E quais são as fontes da PIDE de que se serve o autor? 1º) Um comunicado do grupo de Viriato em Kinshasa, que refere possuir uma mensagem enviada por M. Miguéis a informar a sua detenção; 2º) Uma informação do já referido António Henrique Queirós de Guise que "testemunha" a conversa de Lara com os guardas dos detidos antes de partirem para Dolisie e 3º) As confissões de António Rebelo de Macedo "Certa", comissário da coluna Bomboko, capturado em 1971 e longamente torturado tendo acabado por falecer, anos depois da independência, mentalmente perturbado pelas sequelas da tortura. Este teria descrito com detalhe todos os acontecimentos, mesmo ficando subentendido não os ter testemunhado como se pode constatar ao referir-se à gravação que teria sabido por Carlos Rocha "Dilolwa". Existem complementos de outras informações da PIDE, espalhadas mas sem relevância.
Olhando para a versão de CP, desde já se pode referir que a que a presença, e portanto participação de Chipenda é pouco provável. Facilmente se encontram dados que comprovam que na altura, o mesmo se encontrava na Tanzânia como representante do MPLA. Acredito que o próprio CP tenha alguns documentos da PIDE sobre as actividades desenvolvidas na Tanzânia.
Olhemos agora para outras fontes que acredito serem mais unanimemente aceites na área da história e até da jurisprudência.
Consultado um dos blocos de apontamentos pessoais da época de Lara, o mesmo relata as actividades desenvolvidas entre os dias 13 e 23 de Novembro fora de Brazzaville. Acho oportuno resumir as mesmas: 1º) de 13 a 15 de Novembro (um dia depois da detenção de M. Miguéis em Brazzaville) Lúcio está numa reunião em Dolisie com Henda, Gakson, Petroff e... Iko! (este também acusado de participar no interrogatório em Brazzaville). 2º) A 16/11Lara segue para a Zona B (Kimongo) com Lengue e o Soba Manuel. 3º) A 17/11 está em Ilupanga onde faz um reconhecimento ao Posto antigo e reúne com os guerrilheiros. 4º) A 18/11 é chamado pelo Henda e realizam um reconhecimento ao "QS" (?) com Lubota e António Massinga. Posteriormente seguem para Manda Binda onde estão com os sobas Carlos e Manuel Gomes e Lara regressa a Dolisie passando por Kimongo e Ilupanga. 5º) A 21/11 reúne em Dolisie com os delegados vindos de Brazzaville. 6º) A 23/11, reúne no CIR (Dolisie) e no dia seguinte com o Comando da 2ª Região. (ALL, Bloco de Apontamentos nº 5 /1965). Tudo indica ter sido pouco provável que Lara tenha cruzado com os detidos em Brazzaville na altura da detenção
Por outro lado, não encontrámos nos arquivos de Lúcio nenhuma fita magnética com declarações de Matias Miguéis. É de recordar que o mesmo, como aliás menciona CP, sempre que questionado sobre o acontecimento, tem afirmado não possuir dados suficientes sobre o mesmo. Creio que através das actas da Reunião Alargada de Dirigentes em 1966, que na lógica de CP também devem estar na PIDE, alguns aspectos do referido caso poderiam ser elucidados, nomeadamente através de intervenções como as de João Vieira Lopes, Deolinda Rodrigues, Benigno Vieira Lopes e outros.

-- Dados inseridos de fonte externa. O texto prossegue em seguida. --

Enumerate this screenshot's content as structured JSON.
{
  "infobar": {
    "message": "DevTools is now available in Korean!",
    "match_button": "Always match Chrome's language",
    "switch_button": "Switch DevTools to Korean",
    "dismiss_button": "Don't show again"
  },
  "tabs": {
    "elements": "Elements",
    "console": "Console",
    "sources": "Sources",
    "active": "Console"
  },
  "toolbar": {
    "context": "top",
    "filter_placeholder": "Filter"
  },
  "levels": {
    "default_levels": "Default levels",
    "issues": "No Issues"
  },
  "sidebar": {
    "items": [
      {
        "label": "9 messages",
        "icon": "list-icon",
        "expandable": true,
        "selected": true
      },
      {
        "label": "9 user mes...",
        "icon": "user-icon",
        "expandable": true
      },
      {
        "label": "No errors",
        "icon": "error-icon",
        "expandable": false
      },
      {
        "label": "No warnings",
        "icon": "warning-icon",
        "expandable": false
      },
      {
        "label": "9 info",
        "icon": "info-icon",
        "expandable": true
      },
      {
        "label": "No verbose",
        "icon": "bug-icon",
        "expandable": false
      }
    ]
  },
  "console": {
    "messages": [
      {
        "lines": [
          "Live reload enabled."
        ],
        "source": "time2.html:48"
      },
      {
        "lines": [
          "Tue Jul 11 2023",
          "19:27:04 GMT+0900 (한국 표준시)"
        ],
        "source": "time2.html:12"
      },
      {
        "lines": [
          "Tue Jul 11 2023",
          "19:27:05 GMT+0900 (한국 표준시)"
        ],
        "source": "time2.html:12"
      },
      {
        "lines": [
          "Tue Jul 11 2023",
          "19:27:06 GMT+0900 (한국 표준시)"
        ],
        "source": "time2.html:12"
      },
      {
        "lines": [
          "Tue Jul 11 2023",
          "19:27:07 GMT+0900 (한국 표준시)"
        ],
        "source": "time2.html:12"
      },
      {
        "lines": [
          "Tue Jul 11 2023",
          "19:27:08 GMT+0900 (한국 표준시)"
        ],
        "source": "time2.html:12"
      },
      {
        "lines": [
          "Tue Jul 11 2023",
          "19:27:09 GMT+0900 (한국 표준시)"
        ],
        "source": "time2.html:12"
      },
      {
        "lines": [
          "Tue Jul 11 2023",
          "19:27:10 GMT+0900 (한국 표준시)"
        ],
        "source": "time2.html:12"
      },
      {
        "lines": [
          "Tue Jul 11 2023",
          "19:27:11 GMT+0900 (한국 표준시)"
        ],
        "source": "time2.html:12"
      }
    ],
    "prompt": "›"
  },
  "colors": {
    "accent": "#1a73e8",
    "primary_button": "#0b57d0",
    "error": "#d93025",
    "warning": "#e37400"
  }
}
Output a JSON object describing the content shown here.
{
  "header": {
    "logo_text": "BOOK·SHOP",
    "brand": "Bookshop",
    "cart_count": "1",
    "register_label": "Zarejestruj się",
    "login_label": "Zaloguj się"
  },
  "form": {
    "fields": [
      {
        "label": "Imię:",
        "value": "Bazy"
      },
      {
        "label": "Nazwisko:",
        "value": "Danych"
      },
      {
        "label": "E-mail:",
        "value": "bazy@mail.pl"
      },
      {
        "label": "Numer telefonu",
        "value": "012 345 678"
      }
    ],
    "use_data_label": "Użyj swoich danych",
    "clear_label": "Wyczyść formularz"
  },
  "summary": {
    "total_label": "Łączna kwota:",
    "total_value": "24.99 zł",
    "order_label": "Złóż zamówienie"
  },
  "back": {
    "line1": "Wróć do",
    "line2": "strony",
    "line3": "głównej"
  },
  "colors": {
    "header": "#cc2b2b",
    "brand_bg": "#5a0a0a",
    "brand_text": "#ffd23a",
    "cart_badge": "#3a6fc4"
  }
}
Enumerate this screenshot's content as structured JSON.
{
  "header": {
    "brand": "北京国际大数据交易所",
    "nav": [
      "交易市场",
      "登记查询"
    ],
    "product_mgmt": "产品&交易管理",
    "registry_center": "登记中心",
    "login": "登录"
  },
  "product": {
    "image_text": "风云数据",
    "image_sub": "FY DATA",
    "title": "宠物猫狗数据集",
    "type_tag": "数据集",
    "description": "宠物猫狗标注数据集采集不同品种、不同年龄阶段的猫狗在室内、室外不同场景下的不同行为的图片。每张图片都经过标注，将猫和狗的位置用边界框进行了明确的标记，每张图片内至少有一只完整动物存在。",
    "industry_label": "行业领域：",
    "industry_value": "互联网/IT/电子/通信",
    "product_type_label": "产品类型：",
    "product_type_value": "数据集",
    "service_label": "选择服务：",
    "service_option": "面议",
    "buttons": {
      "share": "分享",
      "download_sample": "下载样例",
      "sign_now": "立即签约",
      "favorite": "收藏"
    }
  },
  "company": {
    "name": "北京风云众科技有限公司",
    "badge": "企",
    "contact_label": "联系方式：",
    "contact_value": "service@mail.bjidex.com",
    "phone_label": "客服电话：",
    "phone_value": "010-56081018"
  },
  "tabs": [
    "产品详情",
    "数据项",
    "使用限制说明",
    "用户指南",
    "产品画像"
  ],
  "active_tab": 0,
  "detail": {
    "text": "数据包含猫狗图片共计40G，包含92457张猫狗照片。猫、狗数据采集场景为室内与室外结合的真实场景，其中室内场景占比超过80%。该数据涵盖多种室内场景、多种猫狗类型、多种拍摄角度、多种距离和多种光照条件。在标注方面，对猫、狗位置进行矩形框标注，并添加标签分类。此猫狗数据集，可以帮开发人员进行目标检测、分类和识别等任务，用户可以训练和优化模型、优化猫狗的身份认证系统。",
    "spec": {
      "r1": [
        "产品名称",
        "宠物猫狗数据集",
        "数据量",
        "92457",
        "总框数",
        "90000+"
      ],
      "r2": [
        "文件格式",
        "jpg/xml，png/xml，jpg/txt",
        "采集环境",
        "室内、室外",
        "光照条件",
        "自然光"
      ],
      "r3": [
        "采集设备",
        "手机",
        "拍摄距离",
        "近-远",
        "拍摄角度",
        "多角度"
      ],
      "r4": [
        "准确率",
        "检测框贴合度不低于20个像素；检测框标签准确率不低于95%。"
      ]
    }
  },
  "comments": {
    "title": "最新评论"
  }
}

Como bem afirmou na sua pergunta, fica difícil levar o CP a sério. Mesmo para romancista de ficção histórica, é indigesto. Mas o problema é que só quem tem algum conhecimento sobre aquele período, pela vivência ou pelo estudo, consegue ter noção das incoerências. Para uns é mais um livro que se junta à muita desinformação e calúnia que tem vindo a surgir a que não dão importância. Para outros é considerado uma prova da degeneração dos combatentes nacionalistas. Acredito ser mais uma futura bíblia para políticos. Mas como referi, para investigadores sérios, há muita descrição de fontes interessantes que podem ser úteis. O problema é que a estas publicações que vão saindo, quase não se contrapõem resultados da História por parte não só dos historiadores, mas também dos próprios protagonistas atingidos, com raras excepções.
Apesar de não acreditar haver muita gente com a obsessão que tem Pacheco, penso que continuarão a aparecer vários livros de "ficção", sob a capa de História, sobre a luta de libertação e não só.
Neste caso concreto, junto-me às vozes que apelam à abertura dos arquivos. Não só os dos Partidos como os privados. No mínimo, que se siga o exemplo de alguns países que fazem apelo (ou aceitam) a investigação por historiadores de idoneidade reconhecida (que não têm que ser obrigatoriamente nacionais) dos documentos existentes, mesmo salvaguardando os considerados ainda sujeitos à confidencialidade.
O outro aspecto é a corrida contra o tempo na recolha da memória. Um trabalho que não tem merecido a seriedade e atenção necessária de quem de direito e que tem levado à perda de inúmeros testemunhos, o que dificulta o esclarecimento de várias situações e a possibilidade de uma maior objectividade.
A História deve ser encarada de forma séria, com investigação, avaliação e cruzamento das fontes, com entrevistas que ajudem a enriquecer os dados obtidos e assim caminhar-se para o entendimento mais objectivo do nosso passado.
Em qualquer país, a história é marcada pela heroicidade dos feitos dos seus combatentes, e os seus descendentes não necessitam de ter receio a referências de possíveis imperfeições e erros cometidos nas condições desta e outras lutas. Não existem pessoas imaculadas num processo tão difícil como foi o da luta de libertação, mesmo aos "imprescindíveis", aqueles que "lutaram toda a vida" como refere Bertold Brecht, aqueles que se tornaram referências de todo um período histórico.
Em Angola "honrar o passado e a nossa história" não deve limitar-se a um simples hino nem a uma quimera.